Schwangere setzen Arzneimittel aus Sorge vor Schäden ab
Auch an anderer Stelle gebe es riskante Kommunikationslücken. Vor einer Schwangerschaft seien es vor allem die Hausärzte, die Medikamente verordnen. Sie würden von den Patientinnen aber nur selten über eine geplante Schwangerschaft informiert. Das könne dazu führen, dass Teratogene nicht rechtzeitig abgesetzt oder ersetzt werden, sofern möglich. Auch das spreche laut Barmer dafür, dass bei jungen Frauen grundsätzlich bewertet werden müsse, ob die verordneten Medikamente im Fall einer Schwangerschaft Fehlbildungen verursachen können. "Das ist auch deshalb sinnvoll, weil ein Drittel der Schwangerschaften nicht geplant ist", ergänzt Marschall. Viele Frauen hätten auch Angst davor, ihr Kind durch die Einnahme von Arzneien zu schädigen. Deshalb setzte laut Barmer-Umfrage jede Fünfte ihre Medikamente ab, teilweise ohne ärztliche Rücksprache. Das könne für Mutter und Kind riskant sein. Etwa beim eigenmächtigen Absetzen von Antidepressiva. Auch deshalb sei es wichtig, dass die Ärztinnen und Ärzte die Frauen umfassend über die verordneten Medikamente aufklären. Plötze: "Auch hier zeigt sich, dass wir bei der Arzneimitteltherapie in erster Linie über Informationslücken sprechen, die geschlossen werden müssen. Denn sie sind ein Risiko, das grundsätzlich vermeidbar ist."

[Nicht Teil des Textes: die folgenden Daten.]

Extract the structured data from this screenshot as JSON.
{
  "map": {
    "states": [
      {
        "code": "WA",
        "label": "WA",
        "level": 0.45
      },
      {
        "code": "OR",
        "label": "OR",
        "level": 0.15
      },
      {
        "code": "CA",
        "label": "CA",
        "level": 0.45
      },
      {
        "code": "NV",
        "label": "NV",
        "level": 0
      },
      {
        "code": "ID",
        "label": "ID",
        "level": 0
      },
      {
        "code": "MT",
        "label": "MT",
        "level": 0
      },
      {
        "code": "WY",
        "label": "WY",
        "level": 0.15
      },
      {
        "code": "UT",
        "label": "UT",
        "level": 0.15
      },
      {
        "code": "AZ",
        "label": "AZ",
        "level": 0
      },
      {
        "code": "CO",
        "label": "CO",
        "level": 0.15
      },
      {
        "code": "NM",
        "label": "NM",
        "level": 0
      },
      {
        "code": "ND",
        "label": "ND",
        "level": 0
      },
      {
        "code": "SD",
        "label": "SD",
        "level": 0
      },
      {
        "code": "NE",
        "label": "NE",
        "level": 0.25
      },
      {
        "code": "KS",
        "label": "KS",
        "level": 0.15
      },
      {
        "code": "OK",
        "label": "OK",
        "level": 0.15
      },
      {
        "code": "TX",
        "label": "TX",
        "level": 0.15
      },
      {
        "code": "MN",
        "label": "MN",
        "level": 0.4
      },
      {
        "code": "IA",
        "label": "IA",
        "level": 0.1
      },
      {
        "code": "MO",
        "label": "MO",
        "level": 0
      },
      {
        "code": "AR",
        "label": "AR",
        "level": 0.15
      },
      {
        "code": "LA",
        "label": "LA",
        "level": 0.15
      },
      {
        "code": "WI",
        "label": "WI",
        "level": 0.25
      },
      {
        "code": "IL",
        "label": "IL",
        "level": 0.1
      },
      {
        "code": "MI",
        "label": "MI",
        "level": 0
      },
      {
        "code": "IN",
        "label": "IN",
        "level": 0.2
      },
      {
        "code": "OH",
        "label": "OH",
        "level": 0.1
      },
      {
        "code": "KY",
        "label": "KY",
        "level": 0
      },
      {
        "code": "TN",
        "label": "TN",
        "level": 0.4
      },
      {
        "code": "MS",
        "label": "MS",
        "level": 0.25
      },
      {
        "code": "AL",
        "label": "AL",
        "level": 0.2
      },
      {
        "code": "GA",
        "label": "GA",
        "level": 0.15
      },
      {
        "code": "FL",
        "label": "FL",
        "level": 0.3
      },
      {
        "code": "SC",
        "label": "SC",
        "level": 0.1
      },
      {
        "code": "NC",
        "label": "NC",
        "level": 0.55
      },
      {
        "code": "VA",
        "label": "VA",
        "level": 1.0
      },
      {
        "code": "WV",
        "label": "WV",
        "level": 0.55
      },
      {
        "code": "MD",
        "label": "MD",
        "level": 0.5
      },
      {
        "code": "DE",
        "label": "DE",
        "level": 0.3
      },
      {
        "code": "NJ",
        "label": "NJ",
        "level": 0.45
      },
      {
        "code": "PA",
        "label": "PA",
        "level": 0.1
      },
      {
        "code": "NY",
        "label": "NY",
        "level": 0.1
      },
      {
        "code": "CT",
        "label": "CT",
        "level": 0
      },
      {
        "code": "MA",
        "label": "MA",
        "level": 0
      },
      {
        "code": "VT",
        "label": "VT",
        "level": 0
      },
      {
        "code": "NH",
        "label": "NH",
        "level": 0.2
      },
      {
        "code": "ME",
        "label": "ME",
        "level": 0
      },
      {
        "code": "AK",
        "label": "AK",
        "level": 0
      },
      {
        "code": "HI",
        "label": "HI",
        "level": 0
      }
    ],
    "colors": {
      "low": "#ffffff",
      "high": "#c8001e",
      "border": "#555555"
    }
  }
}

Informationen über Arzneimittel und Schwangerschaft
Die Website www.embryotox.de des Embryonaltoxikologischen Instituts der Charité berate laienverständlich zu Fragen der Arzneimitteltherapie. Hier finden Schwangere Informationen zu mehr als 400 Arzneimitteln. Unter www.barmer.de/s000073 stelle die Barmer Informationen zum Thema Arzneimitteleinnahme während der Schwangerschaft zur Verfügung. Etwa zu Medikamenten bei akuten Erkrankungen während der Schwangerschaft oder welche Medikamente zur Behandlung einer chronischen Erkrankung während der Schwangerschaft erlaubt sind.
Barmer-Projekt sollen kindsschädigende Verordnungen reduzieren
Zudem treibe die Barmer Innovationsfondsprojekte an, welche die Sicherheit der Arzneimitteltherapie erhöhen sollen. Das neueste geplante Projekt eRIKA solle etwa dafür sorgen, dass die Ärztin oder der Arzt bereits beim Ausstellen eines Rezeptes Transparenz zur Gesamtmedikation erhalte. Hier arbeite die Barmer neben Ärzteschaft und Apotheken mit der Berliner Charité zusammen. Für Frauen im gebärfähigen Alter würden die Ärztinnen und Ärzte im Rahmen von eRIKA so zum Zeitpunkt der Verordnung automatisch Hinweise auf Arzneimittel erhalten, die in der Frühschwangerschaft problematisch seien. Weiterhin könne eine patientenfokussierte digitale Anwendung bereitgestellt werden, um ergänzend Schwangeren oder Frauen, die eine Schwangerschaft planen, derartige Warnhinweise zu geben.